I am so excited to launch Sounding Board’s new website, which includes an awesome new blog feature (fabulously organized into different, value labeled categories), new products, new messaging and an overall new look and feel!

It is my sincere hope that you will find this new approach valuable to advancing your organization’s marketing and communication goals, and that it will help your organization Increase Resources. Save Time. Advance Your Goals…and Resonate Your Message.

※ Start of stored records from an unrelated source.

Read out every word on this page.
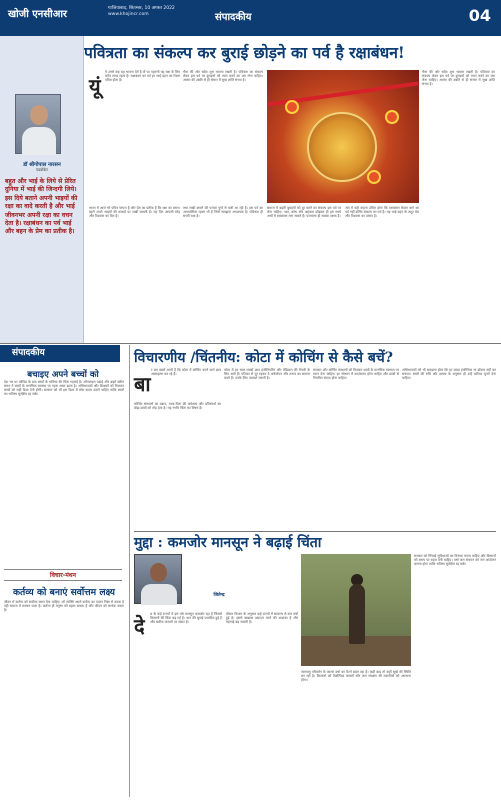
खोजी एनसीआर
गाजियाबाद, सितम्बर, 10 अगस्त 2022
www.khojincr.com	संपादकीय	04
डॉ श्रीगोपाल नारसन
एडवोकेट
बहुत और भाई के लिये से प्रेरित दुनिया में भाई की जिन्दगी लिये। इस दिये बताने अपनी भाइयों की रक्षा का वादे करती है और भाई जीवनभर अपनी रक्षा का वचन देता है। रक्षाबंधन का पर्व भाई और बहन के प्रेम का प्रतीक है।
पवित्रता का संकल्प कर बुराई छोड़ने का पर्व है रक्षाबंधन!
यूं
ये उनसे कह रहा भावना देते है वो पर पहरुगी यह रक्षा के लिए सदैव तत्पर रहता है। रक्षाबंधन का पर्व हर भाई बहन का रिश्ता पवित्र होता है।
भैया की ओर सदैव शुभ भावना रखती है। पवित्रता का संकल्प लेकर इस पर्व पर बुराइयों को त्याग करने का प्रण लेना चाहिए। आत्मा की उन्नति से ही संसार में सुख शांति संभव है।
भारत में आज भी पवित्र परंपरा है और प्रेम का प्रतीक है कि रक्षा का बंधन। बहनें अपने भाइयों की कलाई पर राखी बांधती हैं। यह दिन आपसी स्नेह और विश्वास का दिन है।
तथा राखी बांधने की परंपरा युगों से चली आ रही है। इस पर्व का आध्यात्मिक रहस्य भी है जिसे समझना आवश्यक है। पवित्रता ही सच्ची रक्षा है।
समाज में बढ़ती बुराइयों को दूर करने का संकल्प इस पर्व पर लेना चाहिए। नशा, क्रोध और अहंकार छोड़कर ही हम सच्चे अर्थों में रक्षाबंधन मना सकते हैं। परमात्मा ही सबका रक्षक है।
अंत में यही कहना उचित होगा कि रक्षाबंधन केवल धागे का पर्व नहीं बल्कि संकल्प का पर्व है। यह भाई बहन के अटूट प्रेम और विश्वास का उत्सव है।
भैया की ओर सदैव शुभ भावना रखती है। पवित्रता का संकल्प लेकर इस पर्व पर बुराइयों को त्याग करने का प्रण लेना चाहिए। आत्मा की उन्नति से ही संसार में सुख शांति संभव है।
संपादकीय
बचाइए अपने बच्चों को
देश भर पर कोविड के बाद बच्चों के भविष्य की चिंता गहराई है। ऑनलाइन पढ़ाई और बढ़ते स्क्रीन समय ने बच्चों के मानसिक स्वास्थ्य पर गहरा असर डाला है। अभिभावकों और शिक्षकों को मिलकर बच्चों को सही दिशा देनी होगी। सरकार को भी इस दिशा में ठोस कदम उठाने चाहिए ताकि बच्चों का भविष्य सुरक्षित रह सके।
विचार-मंथन
कर्तव्य को बनाएं सर्वोत्तम लक्ष्य
जीवन में कर्तव्य को सर्वोच्च स्थान देना चाहिए। जो व्यक्ति अपने कर्तव्य का पालन निष्ठा से करता है वही समाज में सम्मान पाता है। कर्तव्य ही मनुष्य को महान बनाता है और जीवन को सार्थक करता है।
विचारणीय /चिंतनीय: कोटा में कोचिंग से कैसे बचें?
बा
र बार खबरें आती हैं कि कोटा में कोचिंग करने वाले छात्र आत्महत्या कर रहे हैं।
कोचिंग संस्थानों का दबाव, माता-पिता की अपेक्षाएं और प्रतिस्पर्धा का बोझ छात्रों को तोड़ देता है। यह गंभीर चिंता का विषय है।
कोटा में हर साल लाखों छात्र इंजीनियरिंग और मेडिकल की तैयारी के लिए आते हैं। परिवार से दूर रहकर वे अकेलेपन और तनाव का सामना करते हैं। उनके लिए परामर्श जरूरी है।
सरकार और कोचिंग संस्थानों को मिलकर छात्रों के मानसिक स्वास्थ्य पर ध्यान देना चाहिए। हर संस्थान में काउंसलर होना चाहिए और छात्रों से नियमित संवाद होना चाहिए।
अभिभावकों को भी समझना होगा कि हर बच्चा इंजीनियर या डॉक्टर नहीं बन सकता। बच्चों की रुचि और क्षमता के अनुसार ही उन्हें करियर चुनने देना चाहिए।
मुद्दा : कमजोर मानसून ने बढ़ाई चिंता
जितेन्द्र
दे श के कई राज्यों में इस वर्ष मानसून कमजोर रहा है जिससे किसानों की चिंता बढ़ गई है। धान की बुवाई प्रभावित हुई है और खरीफ फसलों पर संकट है।
मौसम विभाग के अनुसार कई राज्यों में सामान्य से कम वर्षा हुई है। इससे खाद्यान्न उत्पादन घटने की आशंका है और महंगाई बढ़ सकती है।
जलवायु परिवर्तन के कारण वर्षा का पैटर्न बदल रहा है। कहीं बाढ़ तो कहीं सूखे की स्थिति बन रही है। किसानों को वैकल्पिक फसलों और जल संरक्षण की तकनीकों को अपनाना होगा।
सरकार को सिंचाई सुविधाओं का विस्तार करना चाहिए और किसानों को समय पर राहत देनी चाहिए। वर्षा जल संचयन को जन आंदोलन बनाना होगा ताकि भविष्य सुरक्षित रह सके।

I wanted Sounding Board’s new website to not only sell and communicate my business, but to be a service to those who have the unique task of communicating the value of public education or a non-profit organization.  I know it’s not easy.  Marketing education and non-profits doesn’t fit into a neat little “product” box that has your typical “promotion” approaches like the rest of the “marketplace.”  Yet, everywhere you turn for resources on marketing, it seems that you have to fit your strategies into this box.   The same goes for communication—do a Google search on “Crisis Communication” and you’ll get a bunch of results that don’t really fit your organization’s needs.

That’s why I started Sounding Board Marketing and Communications, and that’s why I’m re-launching the website with information and resources (free and paid) to help you meet your organization’s goals through proactive and strategic marketing and communications to help your organization Increase Resources. Save Time. Advance Your Goals…and Resonate Your Message.